INFORMATION PURSUANT TO ART. 13 AND 14 OF EU REGULATION 2016/679 (G.D.P.R.)

We inform you that European Regulation 2016/679 (G.D.P.R.) provides for the protection of individuals with regard to the processing of personal data and the free movement of such data.

In accordance with this regulation, the processing of your personal data will be conducted according to the principles of fairness, lawfulness, and transparency, ensuring the protection of your privacy and rights.

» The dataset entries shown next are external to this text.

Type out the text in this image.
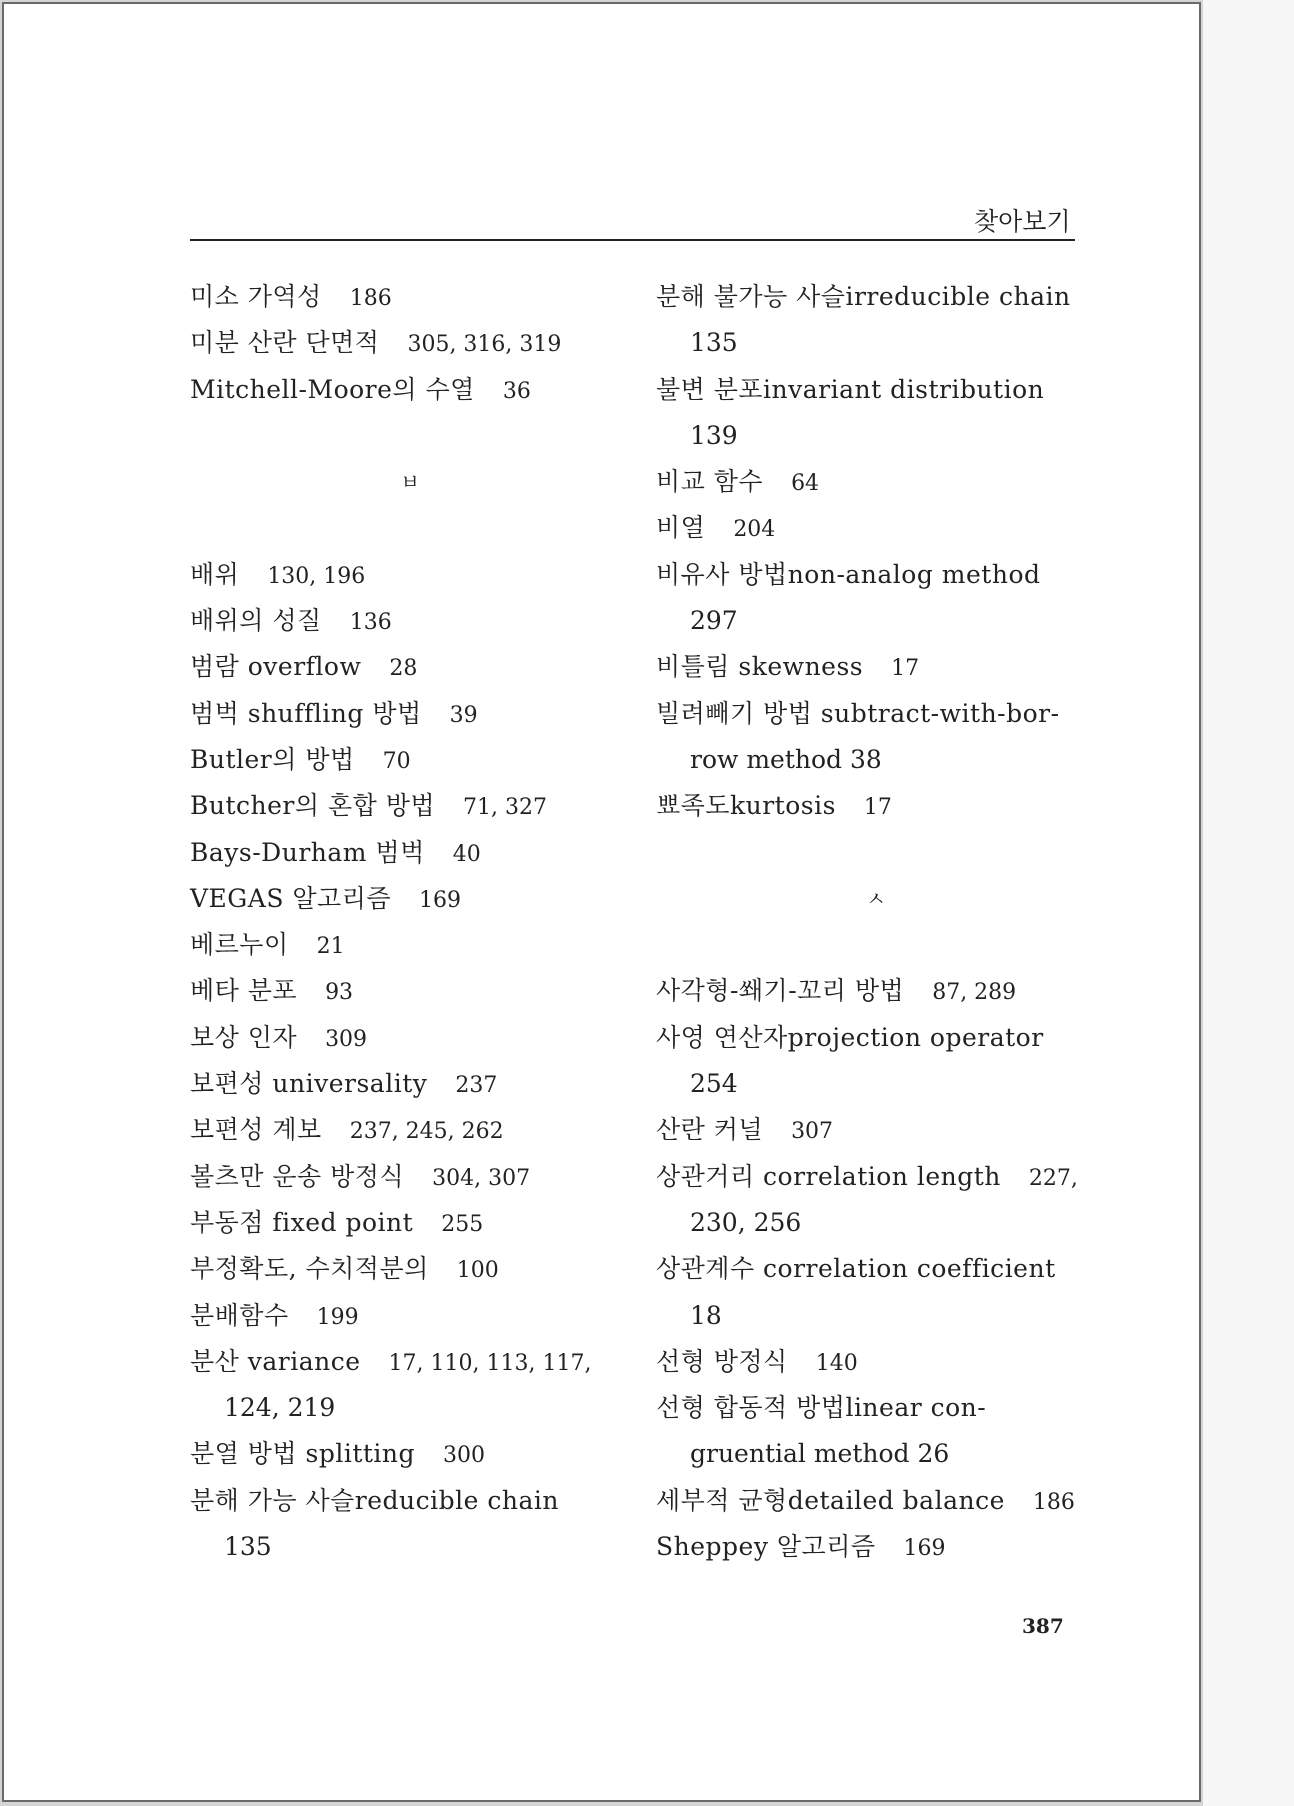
찾아보기
미소 가역성 186
미분 산란 단면적 305, 316, 319
Mitchell-Moore의 수열 36
ㅂ
배위 130, 196
배위의 성질 136
범람 overflow 28
범벅 shuffling 방법 39
Butler의 방법 70
Butcher의 혼합 방법 71, 327
Bays-Durham 범벅 40
VEGAS 알고리즘 169
베르누이 21
베타 분포 93
보상 인자 309
보편성 universality 237
보편성 계보 237, 245, 262
볼츠만 운송 방정식 304, 307
부동점 fixed point 255
부정확도, 수치적분의 100
분배함수 199
분산 variance 17, 110, 113, 117,
124, 219
분열 방법 splitting 300
분해 가능 사슬reducible chain
135
분해 불가능 사슬irreducible chain
135
불변 분포invariant distribution
139
비교 함수 64
비열 204
비유사 방법non-analog method
297
비틀림 skewness 17
빌려빼기 방법 subtract-with-bor-
row method 38
뾰족도kurtosis 17
ㅅ
사각형-쐐기-꼬리 방법 87, 289
사영 연산자projection operator
254
산란 커널 307
상관거리 correlation length 227,
230, 256
상관계수 correlation coefficient
18
선형 방정식 140
선형 합동적 방법linear con-
gruential method 26
세부적 균형detailed balance 186
Sheppey 알고리즘 169
387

Pursuant to Articles 13 and 14 of the G.D.P.R. 2016/679, we provide the following information:

1. PURPOSE AND METHODS OF DATA PROCESSING

Your personal data has been provided to us and will be processed solely for purposes strictly connected and instrumental to sending the information you requested from the website www.datasurf.it:

- to enter records into databases for the management of information and any purchases;

- for accounting purposes;

- for managing obligations, collections, and payments;

- to comply with obligations under civil, fiscal, regulatory, and EU law;

- upon your consent, to send newsletters and commercial promotions.

The processing of personal data will be carried out using paper and electronic supports by the data controller, the data processor, and authorized personnel, observing all precautionary measures to ensure security, confidentiality, and timely, accurate, and complete processing.

2. NATURE OF DATA COLLECTION AND CONSEQUENCES OF NON-PROVISION

Providing your personal data is mandatory to fulfill obligations arising from your choice to request information or purchase products, and to comply with legal requirements in general.

Failure to provide data may make it impossible for us to fulfill contractual obligations and legal requirements.

3. DATA COMMUNICATION AND DISCLOSURE

Your personal data, for the execution of the contract and the purposes indicated above, may be communicated to:

- all natural and legal persons (legal, administrative, fiscal consultancy firms, auditing companies, couriers and shipping companies, online payment intermediaries, data processing centers, etc.) when communication is necessary for the purposes described above;

- banking institutions for managing collections and payments;

- factoring or debt collection companies;

- our collaborators and employees specifically authorized and within their respective roles.

Your data will not be transferred to non-EU countries.

The collected data will in any case not be disseminated.

4. DATA RETENTION

We will retain your data only as long as necessary to provide the requested services, unless we are required to keep it for longer periods by law, regulations, or EU provisions, or if needed for dispute resolution or judicial investigations.

When your data is no longer necessary for the above purposes, we will securely destroy it or render it permanently non-identifiable.

5. RIGHTS OF THE DATA SUBJECT

You may exercise your rights at any time with respect to the data controller pursuant to the articles of G.D.P.R. 2016/679, which are listed for your convenience:

Art. 15 – Right of access by the data subject

Art. 16 – Right to rectification

Art. 17 – Right to erasure (right to be forgotten)

Art. 18 – Right to restriction of processing

Art. 19 – Obligation to notify in case of rectification

Art. 20 – Right to data portability

Art. 21 – Right to object

The exercise of your rights can be addressed to the data controller or the data processor and may also be sent by registered letter, fax, or email.

6. DATA CONTROLLER

The data controller is Hive s.r.l.s.